Current Research in Neurosurgery: Amy Heimberger, M.D.
Glioma, immunotherapy, EGFRvIII, microglia
High-grade malignant gliomas are extremely aggressive and are characterized by diffuse infiltration of the brain parenchyma, recurrent growth and an extremely poor prognosis for survival. Current therapeutic interventions are highly ineffective at eradicating intracranial reservoirs. Although the immune system is capable of recognizing these tumors, gliomas continue to infiltrate and grow. Both our clinical and laboratory objective is to modulate the immune system to more effectively eradicate brain tumors.

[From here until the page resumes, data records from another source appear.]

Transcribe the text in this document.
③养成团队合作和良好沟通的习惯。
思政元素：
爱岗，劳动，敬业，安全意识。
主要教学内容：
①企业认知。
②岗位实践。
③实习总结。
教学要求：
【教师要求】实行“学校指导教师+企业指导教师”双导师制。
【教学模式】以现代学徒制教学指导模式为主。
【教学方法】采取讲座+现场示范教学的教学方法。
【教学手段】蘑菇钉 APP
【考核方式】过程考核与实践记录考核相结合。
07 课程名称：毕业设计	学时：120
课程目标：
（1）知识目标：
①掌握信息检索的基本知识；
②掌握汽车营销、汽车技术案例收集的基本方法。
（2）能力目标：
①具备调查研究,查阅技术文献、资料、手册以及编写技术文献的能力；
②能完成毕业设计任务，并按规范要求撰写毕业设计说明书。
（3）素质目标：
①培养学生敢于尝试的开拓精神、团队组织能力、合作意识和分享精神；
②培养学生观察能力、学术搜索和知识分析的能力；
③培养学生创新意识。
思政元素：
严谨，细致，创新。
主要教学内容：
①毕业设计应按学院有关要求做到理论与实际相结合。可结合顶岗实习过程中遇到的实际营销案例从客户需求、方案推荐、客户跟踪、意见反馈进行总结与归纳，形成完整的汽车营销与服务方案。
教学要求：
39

The epidermal growth factor receptor (EGFR) is often amplified and structurally rearranged in malignant gliomas and other tumors such as breast and lung, with a most common mutation being EGFRvIII. This tumor specific antigen is present on approximately 31% of glioblastoma multiforme tumors. The EGFRvIII has been shown previously to increase brain invasion and we have previously demonstrated that the expression of EGFRvIII is an independent negative prognostic indicator in patients surviving more than one year. Because the EGFRvIII is only expressed on malignant tumors this represents an excellent immunological target while minimizing potentially fatal autoimmune reactions. In a murine syngeneic intracerebral treatment model vaccination with a peptide (PEP-3) spanning the spliced junction of the EGFRvIII, either with granulocyte macrophage – colony stimulating factor (GM-CSF) or dendritic cells resulted in significantly increased survival. This vaccination strategy resulted in cytotoxic and humoral responses. The immunological mechanism of efficacy was found to be in part mediated by antibody dependant cellular cytotoxicity. Our pre clinical data has resulted in several clinical trials for human patients with malignant gliomas. This included a Phase one dendritic cell clinical trial, as well as an ongoing Phase 2 clinical trial in which GBM patients are vaccinated with PEP-3 and GM-CSF.
Although very preliminary data indicates that the Phase 2 clinical trial is promising, immunotherapeutic failures are likely occurring within the tumor microenvironment. Utilizing three-color flow analysis cytometery have found the predominate immune cells within malignant gliomas to be CD4 T-cells and microglia. Microglia have previously been thought to be the antigen presenting cells within the brain. By isolating microglia directly from brain tumor patients, utilizing a series of sequential percoll ingredients that do not alter the phenotype and function of these cells, we have discovered that microglia cannot provide appropriate co-stimulation to the incoming glioma-infiltrating T-cells. This would imply that despite the generation of a successful systemic immune response that upon entry into the malignant glioma these cells are rendered ineffective. Our data indicates that if microglia could be rendered functionally collaborative with the systemic immune response more efficacious immunotherapeutics can be generated. The microglia do possess some immunological capabilities including phagocytosis, direct tumor cytotoxicity, antibody dependent cellular cytotoxicity and the operational machinery for innate immunity (i.e. toll-like receptors). Our laboratory is currently examining ways to exploit the innate immune system through the toll-like receptors to increase the co-stimulation to enhance and generate more efficacious T-cell responses against gliomas.
In addition to our immunotherapeutic research and clinical trials, our laboratory also evaluates novel chemotherapeutics for efficacy and evaluates genetic alterations that may impact progression and prognosis.